Now she knew what it was. He smelled like home.

“Love you, too, Chess.” He held her tighter, almost as tightly as she held him. If she’d had fingernails to dig into him she would have, hooks to catch him with and never let go. “You got that, aye? Ain’t you know it? Love you right, till it hurts. Ain’t goin nowhere, don’t need to cry, ’sall right up—”

She kissed him. Kissed him as hard as she could, as deep as she could. She’d never be able to explain what had happened. Hell, he’d be hurt if he knew she’d even considered leaving him behind.

And it was already fading anyway, disappearing from her head, sinking below the surface of the blood-red memory ocean. Almost gone. No one would ever know that other Chess or know she’d existed, not even her.

But she’d remember this, this moment, this suspended moment outside of everything else. This moment alone in his arms, with his mouth passionate and fierce on hers.

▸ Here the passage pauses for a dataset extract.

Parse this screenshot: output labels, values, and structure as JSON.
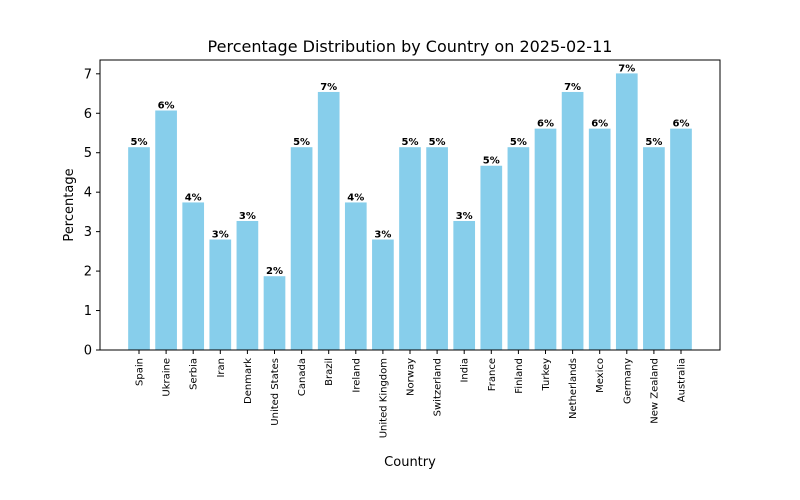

His hands touched her cheeks, slid into her hair. He always touched her like she was special, like she was precious to him, and for the first time she thought maybe she could believe that she was. His body under her palms, her fingers—his hair, his face, the breadth of his shoulders, the hard muscles of his back and arms and chest—she didn’t ever want to stop touching them. It felt like if she stopped, her hands themselves would start to cry.

But she had to, and she knew it. Because the rest of the world was still there. They weren’t done yet, damn it, as much as she wanted to be done they weren’t, and even as she thought it, she heard a discreet cough and looked up to see Beulah and Lex, their pale faces and pink-rimmed eyes aimed carefully toward the ceiling.